ABD’de
birileri ne vakit ırkçı ortam gibi bir mesele hakkında kalem oynatsa hemen
siyahlardan, onların aşırıcı, sorumsuz veya ideolojik olarak çocukça
davrandığından bahsediyorlar.
Burada
bizim niyetimiz, beyaz toplum ve beyaz toplumun liberal kesimi hakkında iki
çift laf etmek, çünkü biz, liberalizmin tuzaklarını ortaya koymak yani
liberalizmin politik düşünce dâhilinde döşediği tuzaklardan bahsetmek
istiyoruz.
Ne
vakit bir makale yazılsa, ne vakit politik konuşmalar yapılsa veya ne vakit
birileri mevcut duruma dair bir analizini aktarsa bir grubun, solun ya da
sağın, zenginin ya da fakirin, beyazın ya da siyahın kutuplaşmaya sebep
olduğunu söylüyor. Esasında kutuplaşmaya, koşullar sebep oluyor, insanlar,
sadece o kutuplaşmanın hızlanmasını sağlayacak unsurlar olarak iş görüyorlar.

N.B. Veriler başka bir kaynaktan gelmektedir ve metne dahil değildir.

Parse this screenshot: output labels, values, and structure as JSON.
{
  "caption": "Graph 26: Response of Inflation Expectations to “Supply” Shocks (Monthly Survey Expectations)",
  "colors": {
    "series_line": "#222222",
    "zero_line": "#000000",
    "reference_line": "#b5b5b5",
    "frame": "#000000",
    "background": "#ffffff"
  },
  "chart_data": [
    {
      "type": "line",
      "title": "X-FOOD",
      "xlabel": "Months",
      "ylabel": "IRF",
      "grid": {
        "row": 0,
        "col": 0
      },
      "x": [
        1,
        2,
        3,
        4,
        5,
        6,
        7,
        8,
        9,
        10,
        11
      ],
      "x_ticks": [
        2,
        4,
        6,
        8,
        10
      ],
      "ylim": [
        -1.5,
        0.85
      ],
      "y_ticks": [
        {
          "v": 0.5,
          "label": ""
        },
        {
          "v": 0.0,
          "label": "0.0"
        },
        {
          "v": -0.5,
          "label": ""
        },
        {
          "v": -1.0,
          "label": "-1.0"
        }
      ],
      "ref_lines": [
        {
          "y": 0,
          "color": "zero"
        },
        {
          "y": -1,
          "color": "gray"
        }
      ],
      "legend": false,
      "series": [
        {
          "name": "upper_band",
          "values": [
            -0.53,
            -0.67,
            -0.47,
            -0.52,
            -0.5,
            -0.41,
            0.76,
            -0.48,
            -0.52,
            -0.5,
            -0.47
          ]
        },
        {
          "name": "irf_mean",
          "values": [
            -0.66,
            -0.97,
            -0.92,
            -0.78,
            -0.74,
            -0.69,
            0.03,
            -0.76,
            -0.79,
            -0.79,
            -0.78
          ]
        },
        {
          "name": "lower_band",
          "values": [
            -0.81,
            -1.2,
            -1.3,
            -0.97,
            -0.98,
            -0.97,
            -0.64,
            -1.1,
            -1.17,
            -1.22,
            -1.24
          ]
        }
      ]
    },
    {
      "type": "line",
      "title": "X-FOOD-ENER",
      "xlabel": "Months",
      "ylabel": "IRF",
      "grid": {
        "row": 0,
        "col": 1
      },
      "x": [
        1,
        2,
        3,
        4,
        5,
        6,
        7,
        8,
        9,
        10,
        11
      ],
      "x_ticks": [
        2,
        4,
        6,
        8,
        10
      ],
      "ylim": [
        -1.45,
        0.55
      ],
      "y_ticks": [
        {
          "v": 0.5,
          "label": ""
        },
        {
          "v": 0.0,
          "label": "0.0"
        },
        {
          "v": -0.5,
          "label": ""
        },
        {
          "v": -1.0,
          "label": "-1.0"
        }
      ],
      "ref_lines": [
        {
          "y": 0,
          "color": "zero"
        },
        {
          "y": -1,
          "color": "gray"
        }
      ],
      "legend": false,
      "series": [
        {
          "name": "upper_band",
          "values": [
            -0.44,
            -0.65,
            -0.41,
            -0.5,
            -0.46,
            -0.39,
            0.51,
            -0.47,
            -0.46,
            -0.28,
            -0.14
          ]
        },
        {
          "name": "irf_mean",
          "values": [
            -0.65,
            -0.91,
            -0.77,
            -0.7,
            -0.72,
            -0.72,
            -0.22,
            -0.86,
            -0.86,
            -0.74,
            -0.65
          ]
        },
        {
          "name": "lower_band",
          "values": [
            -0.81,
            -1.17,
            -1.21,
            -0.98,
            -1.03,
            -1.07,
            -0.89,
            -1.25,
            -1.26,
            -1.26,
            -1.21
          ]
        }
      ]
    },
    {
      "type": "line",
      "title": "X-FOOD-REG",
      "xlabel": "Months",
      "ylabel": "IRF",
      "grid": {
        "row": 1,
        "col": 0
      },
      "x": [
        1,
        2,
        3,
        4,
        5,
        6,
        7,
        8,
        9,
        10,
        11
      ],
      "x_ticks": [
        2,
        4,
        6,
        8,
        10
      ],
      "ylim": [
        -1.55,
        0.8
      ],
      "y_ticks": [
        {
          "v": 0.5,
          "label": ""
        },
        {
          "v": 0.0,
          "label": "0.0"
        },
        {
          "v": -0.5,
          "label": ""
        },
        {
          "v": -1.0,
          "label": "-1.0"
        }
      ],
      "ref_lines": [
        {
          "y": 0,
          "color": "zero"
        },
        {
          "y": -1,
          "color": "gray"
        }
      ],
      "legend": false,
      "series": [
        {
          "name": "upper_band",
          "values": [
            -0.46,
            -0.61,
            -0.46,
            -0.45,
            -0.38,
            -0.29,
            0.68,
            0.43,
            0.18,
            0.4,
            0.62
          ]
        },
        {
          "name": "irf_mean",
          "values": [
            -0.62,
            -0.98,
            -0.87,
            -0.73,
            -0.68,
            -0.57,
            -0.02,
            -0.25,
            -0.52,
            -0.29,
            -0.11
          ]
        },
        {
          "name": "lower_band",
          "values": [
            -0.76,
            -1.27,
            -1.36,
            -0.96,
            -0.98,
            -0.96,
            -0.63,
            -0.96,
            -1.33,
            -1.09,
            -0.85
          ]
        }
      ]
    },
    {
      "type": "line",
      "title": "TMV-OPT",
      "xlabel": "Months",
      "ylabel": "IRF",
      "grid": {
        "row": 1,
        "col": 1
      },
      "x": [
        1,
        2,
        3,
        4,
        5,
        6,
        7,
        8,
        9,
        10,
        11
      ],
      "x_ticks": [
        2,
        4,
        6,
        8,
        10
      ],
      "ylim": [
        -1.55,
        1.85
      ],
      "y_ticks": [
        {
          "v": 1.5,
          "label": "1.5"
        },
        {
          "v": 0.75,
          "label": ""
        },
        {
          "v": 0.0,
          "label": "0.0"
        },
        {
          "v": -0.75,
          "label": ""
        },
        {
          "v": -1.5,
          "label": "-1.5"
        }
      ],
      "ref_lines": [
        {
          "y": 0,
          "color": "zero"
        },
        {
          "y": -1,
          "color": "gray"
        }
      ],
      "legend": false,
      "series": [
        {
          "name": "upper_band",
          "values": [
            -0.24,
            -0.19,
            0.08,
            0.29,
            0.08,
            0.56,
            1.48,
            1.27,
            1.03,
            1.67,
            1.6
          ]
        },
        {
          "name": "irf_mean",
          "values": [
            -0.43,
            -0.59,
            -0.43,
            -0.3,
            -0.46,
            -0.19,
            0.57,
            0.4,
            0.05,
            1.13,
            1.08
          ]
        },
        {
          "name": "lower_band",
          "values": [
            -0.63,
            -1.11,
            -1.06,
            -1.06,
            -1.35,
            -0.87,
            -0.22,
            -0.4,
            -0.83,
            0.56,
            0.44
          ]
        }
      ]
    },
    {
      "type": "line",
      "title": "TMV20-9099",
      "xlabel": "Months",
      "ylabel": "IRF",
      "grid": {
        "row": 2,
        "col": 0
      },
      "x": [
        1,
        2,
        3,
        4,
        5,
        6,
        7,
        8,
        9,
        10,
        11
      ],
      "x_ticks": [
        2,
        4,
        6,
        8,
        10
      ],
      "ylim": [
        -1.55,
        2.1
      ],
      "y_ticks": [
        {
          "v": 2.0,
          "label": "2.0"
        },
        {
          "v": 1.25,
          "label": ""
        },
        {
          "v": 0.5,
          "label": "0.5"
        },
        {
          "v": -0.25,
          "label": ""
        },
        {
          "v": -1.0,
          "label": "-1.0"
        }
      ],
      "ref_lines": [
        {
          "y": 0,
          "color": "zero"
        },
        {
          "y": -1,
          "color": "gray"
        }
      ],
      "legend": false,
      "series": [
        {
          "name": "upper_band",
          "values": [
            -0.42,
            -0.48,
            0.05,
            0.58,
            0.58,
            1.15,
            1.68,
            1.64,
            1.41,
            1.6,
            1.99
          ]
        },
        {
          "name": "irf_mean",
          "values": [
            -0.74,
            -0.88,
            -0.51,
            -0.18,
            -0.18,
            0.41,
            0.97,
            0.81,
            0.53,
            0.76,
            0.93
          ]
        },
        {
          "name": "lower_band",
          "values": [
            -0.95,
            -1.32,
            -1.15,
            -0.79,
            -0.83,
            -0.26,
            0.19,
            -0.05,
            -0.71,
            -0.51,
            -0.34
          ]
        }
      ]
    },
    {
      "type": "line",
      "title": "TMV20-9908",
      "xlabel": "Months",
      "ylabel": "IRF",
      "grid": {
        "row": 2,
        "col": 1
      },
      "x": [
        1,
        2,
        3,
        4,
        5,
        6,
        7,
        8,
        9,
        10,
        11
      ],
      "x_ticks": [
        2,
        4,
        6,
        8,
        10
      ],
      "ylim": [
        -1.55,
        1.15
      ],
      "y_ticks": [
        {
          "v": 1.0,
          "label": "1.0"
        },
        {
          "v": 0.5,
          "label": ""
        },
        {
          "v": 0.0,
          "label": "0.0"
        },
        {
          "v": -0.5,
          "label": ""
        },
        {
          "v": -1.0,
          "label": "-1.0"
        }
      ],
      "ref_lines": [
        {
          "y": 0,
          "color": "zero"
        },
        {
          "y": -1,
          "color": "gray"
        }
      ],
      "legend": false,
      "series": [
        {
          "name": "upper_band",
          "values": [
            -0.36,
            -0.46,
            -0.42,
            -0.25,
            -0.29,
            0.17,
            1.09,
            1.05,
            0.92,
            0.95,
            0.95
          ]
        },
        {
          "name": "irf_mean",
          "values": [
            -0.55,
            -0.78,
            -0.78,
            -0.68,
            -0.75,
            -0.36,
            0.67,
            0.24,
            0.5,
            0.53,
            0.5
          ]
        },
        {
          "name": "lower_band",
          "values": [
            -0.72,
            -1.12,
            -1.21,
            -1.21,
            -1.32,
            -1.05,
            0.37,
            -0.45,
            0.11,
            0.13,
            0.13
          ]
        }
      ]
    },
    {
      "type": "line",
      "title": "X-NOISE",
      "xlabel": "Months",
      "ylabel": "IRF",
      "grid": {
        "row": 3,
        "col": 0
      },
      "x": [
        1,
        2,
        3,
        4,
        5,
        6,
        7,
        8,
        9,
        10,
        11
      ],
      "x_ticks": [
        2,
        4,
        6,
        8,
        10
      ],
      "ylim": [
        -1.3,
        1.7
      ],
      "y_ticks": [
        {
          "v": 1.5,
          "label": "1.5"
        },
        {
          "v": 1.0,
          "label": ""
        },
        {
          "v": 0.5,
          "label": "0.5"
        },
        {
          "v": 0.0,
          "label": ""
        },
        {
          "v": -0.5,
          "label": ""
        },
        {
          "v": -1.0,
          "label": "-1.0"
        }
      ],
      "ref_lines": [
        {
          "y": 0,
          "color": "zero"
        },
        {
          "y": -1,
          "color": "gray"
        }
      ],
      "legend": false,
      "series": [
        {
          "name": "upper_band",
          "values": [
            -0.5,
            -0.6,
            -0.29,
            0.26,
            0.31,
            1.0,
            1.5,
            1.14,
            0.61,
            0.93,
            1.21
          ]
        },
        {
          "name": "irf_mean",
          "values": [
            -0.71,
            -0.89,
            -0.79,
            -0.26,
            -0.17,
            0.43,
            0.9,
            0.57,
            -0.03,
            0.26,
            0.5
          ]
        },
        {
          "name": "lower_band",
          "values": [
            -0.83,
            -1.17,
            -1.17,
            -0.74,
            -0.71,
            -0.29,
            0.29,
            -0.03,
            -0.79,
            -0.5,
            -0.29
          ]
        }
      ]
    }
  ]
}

Örneğin Rap Brown ve Huey Newton, ABD’de siyahların beyazlara karşı kutuplaşma
sürecini hızlandırabilir ama bu sürece zemin teşkil eden koşullar zaten orada
mevcutturlar.
Birçok
insan, bizim toplumun beyaz kesimi içinde neden liberalleri eleştirmek
istediğimizi bilmek istiyor. Onları eleştirmeliyiz, çünkü liberal beyazlar,
ezilenle ezen arasındaki bağı teşkil ediyorlar. Liberaller arabulucu olmaya
çalışıyorlar ama bir yandan da hiçbir sorunu çözemiyorlar. Liberal beyaz, ezene
ezileni kontrol altında tutma, onları kanunların dışına çıkmasına (yani şiddete
başvurmasına) mani olma sözü veriyor. Bir yandan da ezilene zaman içerisinde
çektiği çileyi azaltacağına dair vaatte bulunuyor. Ama tarihsel planda biz
biliyoruz ki onun bunu yapması mümkün değil; içinde bulunduğumuz dönem tarihin
dışında bir varlığa sahip bulunmuyor.
Liberalin
zihnini en fazla allak bullak eden mesele ise şiddet. Liberalin şiddete yönelik
ilk tepkisi, ezileni şiddetin doğru bir taktik olmadığına, şiddetin işe
yaramayacağına, şiddetle hiçbir başarının gelmeyeceğine ikna etmeye çalışmak.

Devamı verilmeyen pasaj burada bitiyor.